Réjouissons-nous donc, citoyens ! Mais pas trop. Que Banny n’arrive pas à la cheville de Gbagbo n’est un scoop que pour celui qui a vécu sans interruption sur Mars ces dernières années. Le lilliputien politique venu de la Banque Centrale des Etats de l'Afrique de l'Ouest (BCEAO) s’est une fois de plus couvert de ridicule – qui aurait cru qu’il pouvait encore surpasser ses dernières sorties burlesques ? Ce n’est pas tout de vouloir jouer les gros bras, encore faut-il disposer des muscles nécessaires pour impressionner l’adversaire. Chez Banny, c’est en vain que nous les cherchons. De biceps et triceps, point. Beaucoup de graisse, mais cela n’a jamais vraiment fait peur à personne. Banny est venu pour plaire. Mais il ne fait plus l’affaire. Bye bye, mein Herr !

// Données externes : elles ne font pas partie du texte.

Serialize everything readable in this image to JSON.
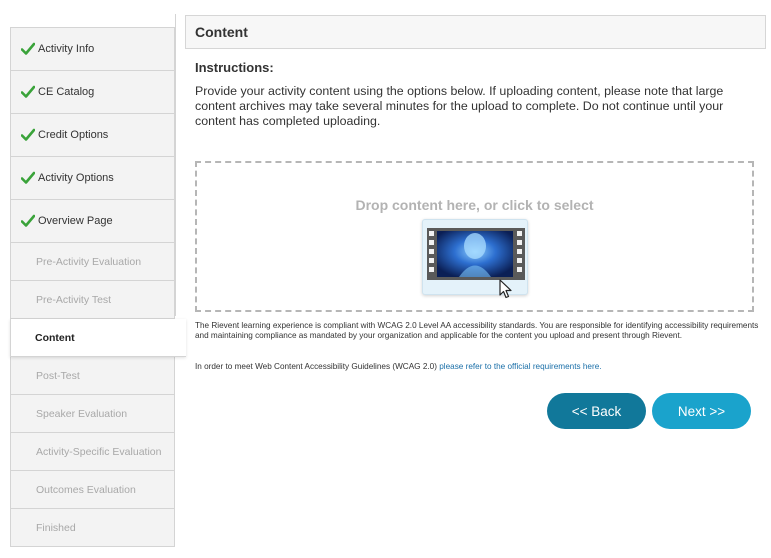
{
  "sidebar": {
    "items": [
      {
        "label": "Activity Info",
        "completed": true
      },
      {
        "label": "CE Catalog",
        "completed": true
      },
      {
        "label": "Credit Options",
        "completed": true
      },
      {
        "label": "Activity Options",
        "completed": true
      },
      {
        "label": "Overview Page",
        "completed": true
      },
      {
        "label": "Pre-Activity Evaluation",
        "completed": false
      },
      {
        "label": "Pre-Activity Test",
        "completed": false
      },
      {
        "label": "Content",
        "active": true
      },
      {
        "label": "Post-Test",
        "completed": false
      },
      {
        "label": "Speaker Evaluation",
        "completed": false
      },
      {
        "label": "Activity-Specific Evaluation",
        "completed": false
      },
      {
        "label": "Outcomes Evaluation",
        "completed": false
      },
      {
        "label": "Finished",
        "completed": false
      }
    ]
  },
  "main": {
    "title": "Content",
    "instructions_title": "Instructions:",
    "instructions_text": "Provide your activity content using the options below. If uploading content, please note that large content archives may take several minutes for the upload to complete. Do not continue until your content has completed uploading.",
    "dropzone_label": "Drop content here, or click to select",
    "compliance_text": "The Rievent learning experience is compliant with WCAG 2.0 Level AA accessibility standards. You are responsible for identifying accessibility requirements and maintaining compliance as mandated by your organization and applicable for the content you upload and present through Rievent.",
    "wcag_prefix": "In order to meet Web Content Accessibility Guidelines (WCAG 2.0) ",
    "wcag_link": "please refer to the official requirements here.",
    "back_label": "<< Back",
    "next_label": "Next >>"
  },
  "colors": {
    "check_green": "#3aa33a",
    "back_button": "#11789a",
    "next_button": "#1aa3cc",
    "link": "#1a6fa8"
  },
  "icons": {
    "completed": "check-icon",
    "upload": "video-film-icon",
    "pointer": "mouse-pointer-icon"
  }
}
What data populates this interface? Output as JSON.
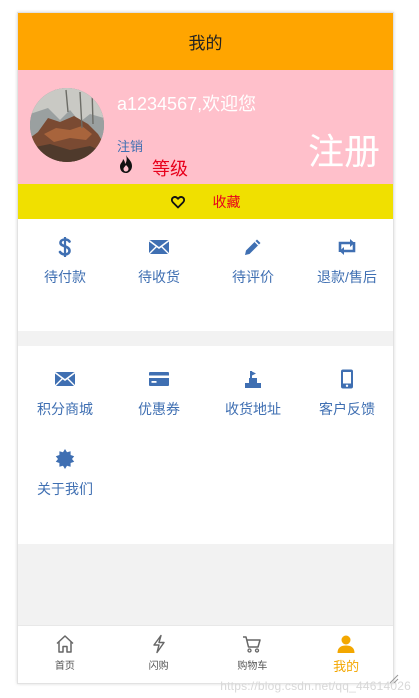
{
  "header": {
    "title": "我的"
  },
  "profile": {
    "welcome": "a1234567,欢迎您",
    "logout_label": "注销",
    "level_label": "等级",
    "register_label": "注册"
  },
  "favorites": {
    "label": "收藏"
  },
  "orders": {
    "items": [
      {
        "label": "待付款",
        "icon": "dollar-icon"
      },
      {
        "label": "待收货",
        "icon": "envelope-icon"
      },
      {
        "label": "待评价",
        "icon": "pencil-icon"
      },
      {
        "label": "退款/售后",
        "icon": "retweet-icon"
      }
    ]
  },
  "services": {
    "items": [
      {
        "label": "积分商城",
        "icon": "envelope-icon"
      },
      {
        "label": "优惠券",
        "icon": "credit-card-icon"
      },
      {
        "label": "收货地址",
        "icon": "map-pin-icon"
      },
      {
        "label": "客户反馈",
        "icon": "phone-icon"
      },
      {
        "label": "关于我们",
        "icon": "badge-icon"
      }
    ]
  },
  "tabbar": {
    "items": [
      {
        "label": "首页",
        "icon": "home-icon"
      },
      {
        "label": "闪购",
        "icon": "lightning-icon"
      },
      {
        "label": "购物车",
        "icon": "cart-icon"
      },
      {
        "label": "我的",
        "icon": "user-icon",
        "active": true
      }
    ]
  },
  "watermark": "https://blog.csdn.net/qq_44614026",
  "colors": {
    "titlebar": "#ffa500",
    "profile_bg": "#ffc0cb",
    "favbar_bg": "#f0e000",
    "icon_blue": "#3f6fb2",
    "accent_red": "#e8001c",
    "tab_active": "#f3a700"
  }
}
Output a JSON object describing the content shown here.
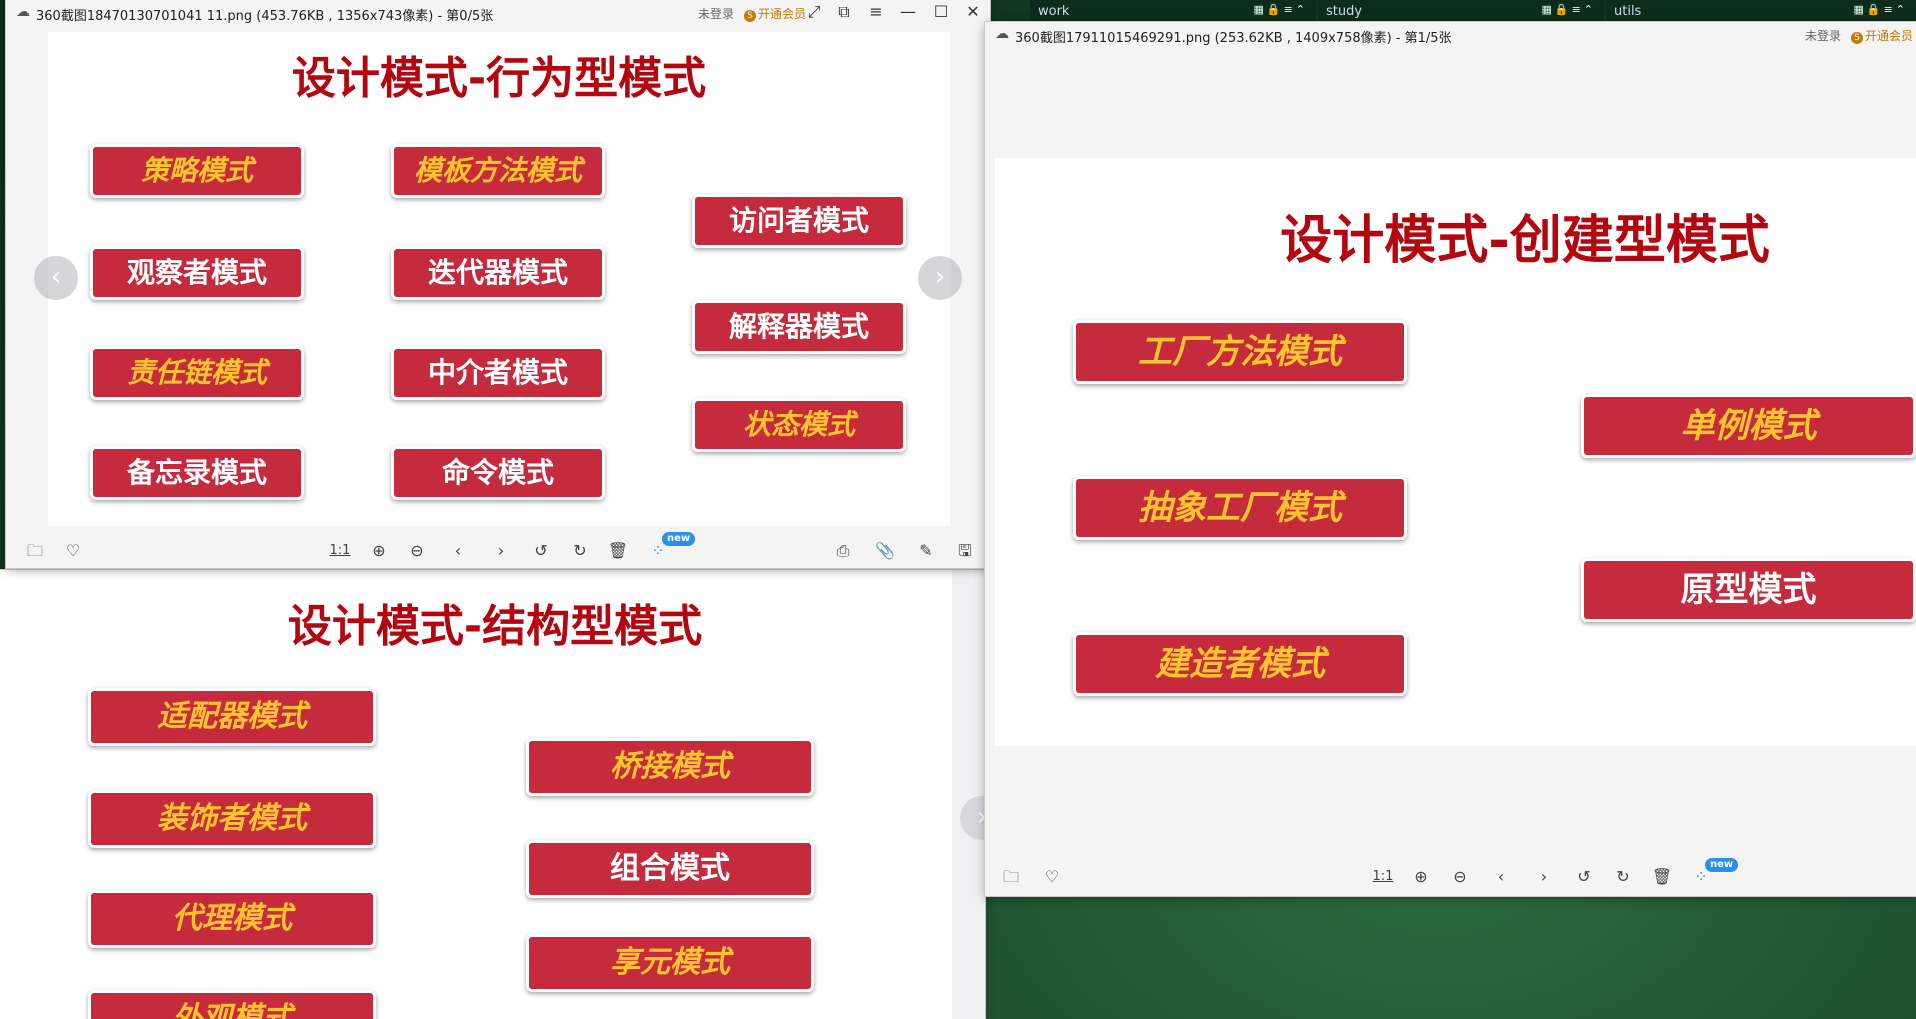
{
  "desktop": {
    "folders": [
      {
        "label": "work"
      },
      {
        "label": "study"
      },
      {
        "label": "utils"
      }
    ]
  },
  "viewer_left": {
    "title": "360截图18470130701041 11.png (453.76KB , 1356x743像素) - 第0/5张",
    "login": "未登录",
    "vip": "开通会员",
    "slide": {
      "title": "设计模式-行为型模式",
      "buttons": [
        {
          "label": "策略模式",
          "italic": true
        },
        {
          "label": "模板方法模式",
          "italic": true
        },
        {
          "label": "访问者模式",
          "italic": false
        },
        {
          "label": "观察者模式",
          "italic": false
        },
        {
          "label": "迭代器模式",
          "italic": false
        },
        {
          "label": "解释器模式",
          "italic": false
        },
        {
          "label": "责任链模式",
          "italic": true
        },
        {
          "label": "中介者模式",
          "italic": false
        },
        {
          "label": "状态模式",
          "italic": true
        },
        {
          "label": "备忘录模式",
          "italic": false
        },
        {
          "label": "命令模式",
          "italic": false
        }
      ]
    },
    "toolbar": {
      "ratio": "1:1",
      "new_badge": "new"
    }
  },
  "lower_slide": {
    "title": "设计模式-结构型模式",
    "buttons": [
      {
        "label": "适配器模式",
        "italic": true
      },
      {
        "label": "桥接模式",
        "italic": true
      },
      {
        "label": "装饰者模式",
        "italic": true
      },
      {
        "label": "组合模式",
        "italic": false
      },
      {
        "label": "代理模式",
        "italic": true
      },
      {
        "label": "享元模式",
        "italic": true
      },
      {
        "label": "外观模式",
        "italic": true
      }
    ]
  },
  "viewer_right": {
    "title": "360截图17911015469291.png (253.62KB , 1409x758像素) - 第1/5张",
    "login": "未登录",
    "vip": "开通会员",
    "slide": {
      "title": "设计模式-创建型模式",
      "buttons": [
        {
          "label": "工厂方法模式",
          "italic": true
        },
        {
          "label": "单例模式",
          "italic": true
        },
        {
          "label": "抽象工厂模式",
          "italic": true
        },
        {
          "label": "原型模式",
          "italic": false
        },
        {
          "label": "建造者模式",
          "italic": true
        }
      ]
    },
    "toolbar": {
      "ratio": "1:1",
      "new_badge": "new"
    }
  },
  "colors": {
    "accent_red": "#c52a3d",
    "title_red": "#b4060f",
    "italic_gold": "#ffc42e"
  }
}
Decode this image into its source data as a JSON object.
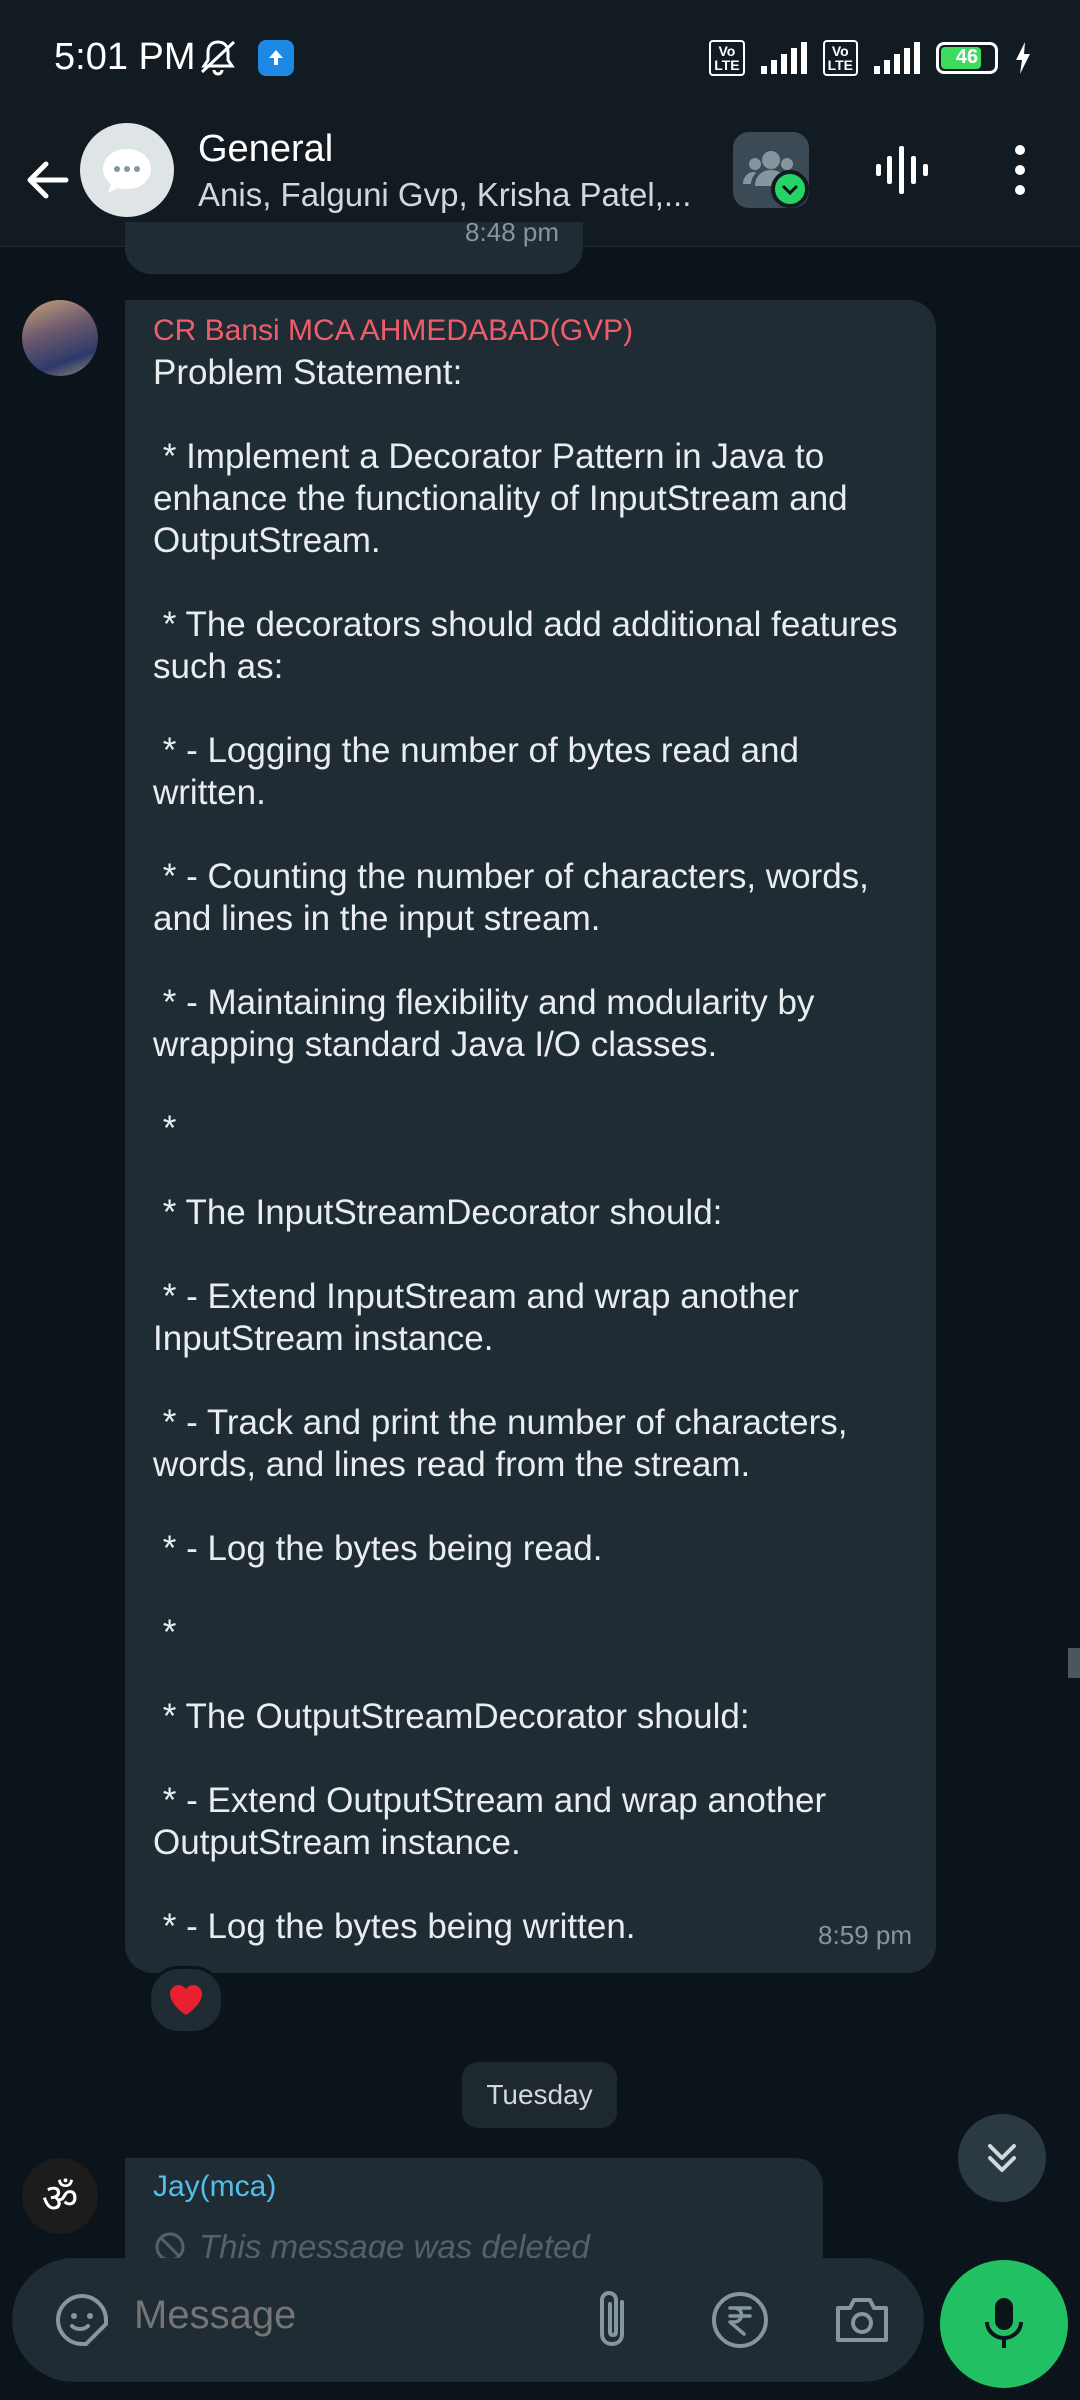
{
  "status_bar": {
    "time": "5:01 PM",
    "icons": [
      "mute-icon",
      "upload-icon",
      "volte-icon",
      "signal-icon",
      "volte-icon",
      "signal-icon",
      "battery-icon",
      "charging-icon"
    ],
    "volte_label": "Vo\nLTE",
    "battery": "46"
  },
  "header": {
    "title": "General",
    "members": "Anis, Falguni Gvp, Krisha Patel,..."
  },
  "previous_message": {
    "time": "8:48 pm"
  },
  "message": {
    "sender": "CR Bansi MCA AHMEDABAD(GVP)",
    "sender_color": "#f15c6d",
    "text": "Problem Statement:\n\n * Implement a Decorator Pattern in Java to enhance the functionality of InputStream and OutputStream.\n\n * The decorators should add additional features such as:\n\n * - Logging the number of bytes read and written.\n\n * - Counting the number of characters, words, and lines in the input stream.\n\n * - Maintaining flexibility and modularity by wrapping standard Java I/O classes.\n\n *\n\n * The InputStreamDecorator should:\n\n * - Extend InputStream and wrap another InputStream instance.\n\n * - Track and print the number of characters, words, and lines read from the stream.\n\n * - Log the bytes being read.\n\n *\n\n * The OutputStreamDecorator should:\n\n * - Extend OutputStream and wrap another OutputStream instance.\n\n * - Log the bytes being written.",
    "time": "8:59 pm",
    "reaction": "❤️"
  },
  "date_divider": "Tuesday",
  "next_message": {
    "sender": "Jay(mca)",
    "sender_color": "#53bdeb",
    "deleted_text": "This message was deleted"
  },
  "composer": {
    "placeholder": "Message"
  },
  "colors": {
    "background": "#0b141a",
    "bubble": "#202c33",
    "accent": "#21c063"
  }
}
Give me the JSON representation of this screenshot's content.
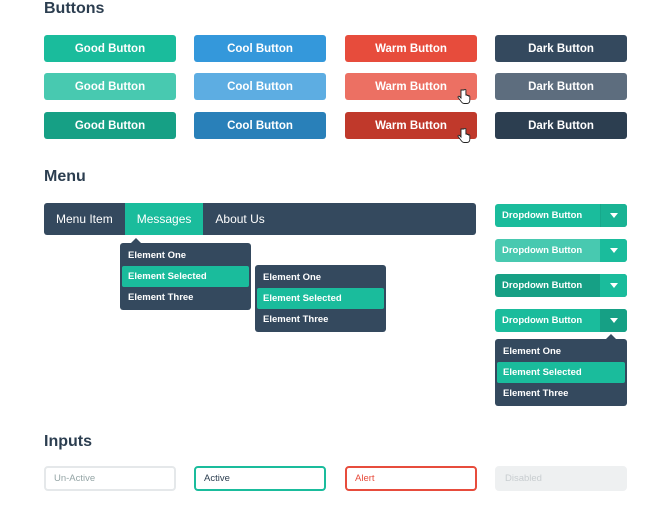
{
  "sections": {
    "buttons": "Buttons",
    "menu": "Menu",
    "inputs": "Inputs"
  },
  "colors": {
    "good": [
      "#1abc9c",
      "#48c9b0",
      "#16a085"
    ],
    "cool": [
      "#3498db",
      "#5dade2",
      "#2980b9"
    ],
    "warm": [
      "#e74c3c",
      "#ec7063",
      "#c0392b"
    ],
    "dark": [
      "#34495e",
      "#5d6d7e",
      "#2c3e50"
    ],
    "menu_bg": "#34495e",
    "accent": "#1abc9c"
  },
  "buttons": {
    "good": "Good Button",
    "cool": "Cool Button",
    "warm": "Warm Button",
    "dark": "Dark Button",
    "states": [
      "normal",
      "hover",
      "pressed"
    ]
  },
  "menu": {
    "items": [
      {
        "label": "Menu Item",
        "active": false
      },
      {
        "label": "Messages",
        "active": true
      },
      {
        "label": "About Us",
        "active": false
      }
    ],
    "dropdown_a": [
      "Element One",
      "Element Selected",
      "Element Three"
    ],
    "dropdown_b": [
      "Element One",
      "Element Selected",
      "Element Three"
    ],
    "selected_index": 1
  },
  "dropdown_buttons": {
    "label": "Dropdown Button",
    "toggle_icon": "caret-down-icon",
    "menu": [
      "Element One",
      "Element Selected",
      "Element Three"
    ]
  },
  "inputs": {
    "unactive": {
      "placeholder": "Un-Active"
    },
    "active": {
      "value": "Active"
    },
    "alert": {
      "value": "Alert"
    },
    "disabled": {
      "placeholder": "Disabled"
    }
  }
}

Maintenant, il s’agit pour Laurent Gbagbo de montrer qu’il sait aussi affronter le vrai ennemi de la paix en Côte d’Ivoire. La France. Soundjata semble être sorti de sa torpeur. Des actions déterminées, déterminantes et irrévocables s’imposent. “Si les Ivoiriens ne veulent plus de Licorne, alors Licorne partira sans condition’’, a fanfaronné il y a quelques jours le nouveau Chef d’Etat Major de l’Armée française en visite en Côte d’Ivoire, certain que comme d’habitude, Gbagbo ne saisira pas la perche tendue. Le moment est donc venu de prouver à Chirac que toutes les bonnes choses ont une fin. L’homme à la barre en Côte d’Ivoire doit regarder Chirac les yeux dans les yeux et lui dire de partir. Lui dire que les temps ont changé et que rien ne sera plus comme avant. Qu’il a le choix entre partir maintenant pour que la France puisse revenir dans le cadre d’un partenariat redéfini au bénéfice des deux parties, ou vouloir rester à tout prix, en condamnant les relations entre les deux pays à se détériorer jusqu'à atteindre les proportions de celles franco-rwandaises actuelles. L’heure n’est plus aux décisions cyclothymiques que le président ivoirien a jusqu’ici privilégiées, déroutant tout autant ses adversaires que ses partisans. La France ne comprend qu’un langage clair, ferme et cohérent. A Laurent Gbagbo de prendre ses responsabilités et d’agir comme il se doit. Il vient de faire un pas dans la bonne direction. Espérons que le saut final ne tardera pas trop. Pour qu’enfin tous les Ivoiriens puissent se retrouver et reconstruire leurs vies, leurs villages et leur pays, afin de donner naissance à une nation forte, unie et indépendante. A jamais.

Mahalia Nteby in Le Courrier d'Abidjan, 29 Novembre 2006

Publié dans Edito

Pour être informé des derniers articles, inscrivez vous :

Commenter cet article

TILO 29/11/2006 18:28

J'étais désespérée,  croyant que le soutien apporté à Gbagbo était vain ! que nos frères tombés sous les balles des français en novembre pour la République et il va de soi ,pour Gbagbo était un sacrifice vain  ! J'avais cette bizarre impression  d'une foule qui suit un chef  sans savoir que leur chef  était  malheureusement tombé dans un précipice et était mort sans que ses partisans de derrière du fait de l'immensité de la foule s'en soient aperçu et qu'au final toute la foule allait inexorablement tomber dans le même précipice ! Mais  aujourd'hui j'ai  l'impression qu'e le chef ne s'était qu'évannouie  et qu'il se réveille tout doucement et que tout va changer J'espère seulement que ma 2ème impression sera une réalité seuls les prochains jours et prochaines semaines pourront m'éclairer.